Should I offshore my software development?

Certainly, if you want to consciously support developing countries as part of your corporate and social responsibility. Choosing an offshore location with lower living standards and a favourable exchange rate can have a material impact on individuals, families and potentially whole communities.

However, most offshoring is driven by budget holders seeking to reduce development costs, but hiring offshore developers is a risky business with hidden costs that often overshadow the end result. Firstly, know that good-quality developers in a similar time zone and who speak the same language as you will usually cost the same or similar to what your local market already demands. So, the economic case isn’t made like this.

Lower development costs need compromises to happen. Whether it’s far away time zones, junior boot camp developers, language differences, cultural challenges or political instability – these result in attractively low rates. Your economic case for offshoring revolves around being confident in delivering on par with a locally sourced team, despite these compromises. Otherwise, you face hiring local staff to manage offshore staff, tolerating poor quality and longer release cycles whilst feeling stressed, all for a higher cost than expected.

Offshore development can work really well. Just be adequately informed in your decision-making and realistic about what to expect.

What are your favourite offshoring locations?

We favour Eastern Europe, particularly Poland or Romania. The tech calibre is very high, there is a good grasp of English, and working hours are similar to the UK. Perhaps most importantly, Eastern Europe seems to have a culture of excellent software craftsmanship. However, that also means the cost of Eastern European developers is no longer much cheaper than the local UK market, although I would still prefer to hire remotely given the choice.

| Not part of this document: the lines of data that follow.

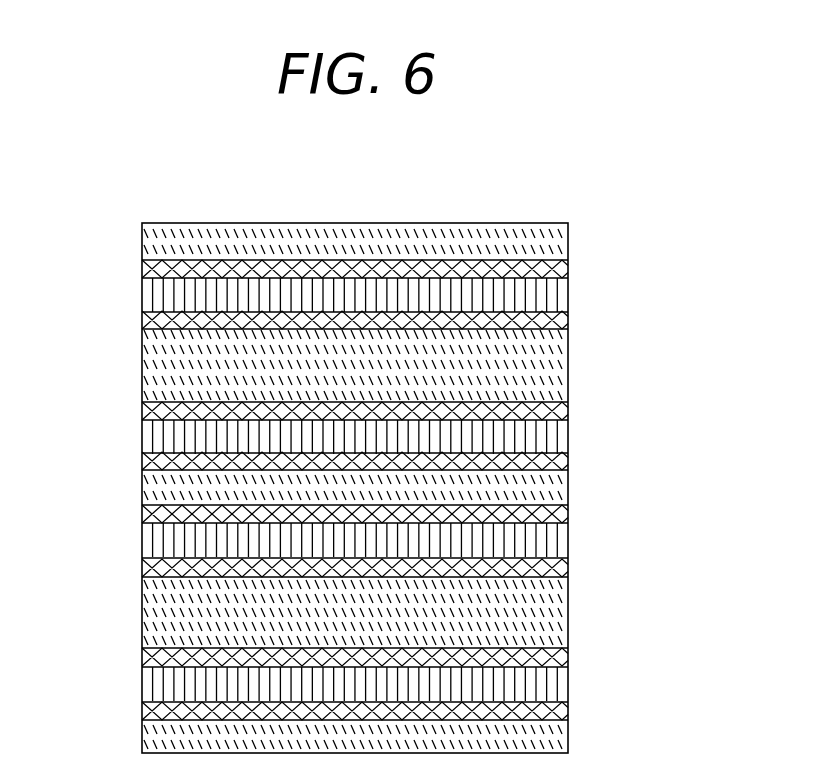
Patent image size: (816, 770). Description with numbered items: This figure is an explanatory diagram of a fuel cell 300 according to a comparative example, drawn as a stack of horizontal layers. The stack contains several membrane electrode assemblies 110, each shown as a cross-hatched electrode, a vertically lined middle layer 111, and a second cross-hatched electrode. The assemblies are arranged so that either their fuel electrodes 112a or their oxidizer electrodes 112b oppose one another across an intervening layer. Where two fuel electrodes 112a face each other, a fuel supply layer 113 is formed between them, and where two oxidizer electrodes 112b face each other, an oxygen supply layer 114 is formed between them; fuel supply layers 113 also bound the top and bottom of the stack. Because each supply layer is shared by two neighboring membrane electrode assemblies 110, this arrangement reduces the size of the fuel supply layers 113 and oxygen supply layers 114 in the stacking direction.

The fuel cell 300 is at (366, 193).
The membrane electrode assembly 110 is at (122, 252).
The electrolyte layer 111 is at (566, 297).
The fuel electrode 112a is at (570, 263).
The oxidizer electrode 112b is at (570, 322).
The fuel supply layer 113 is at (142, 238).
The oxygen supply layer 114 is at (142, 352).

If you are looking for more significant cost savings, look to Southeast Asia, places like Vietnam and the Philippines that have decent emerging offshore software development industries. Favourable currency rates and lower costs should more than compensate for increased challenges compared to their Eastern European counterparts. Of course, there are no guarantees, and further afield comes with higher risks of things going wrong. Better software requirements can help. There are many Indian offshore development firms; however, they would not be my first choice.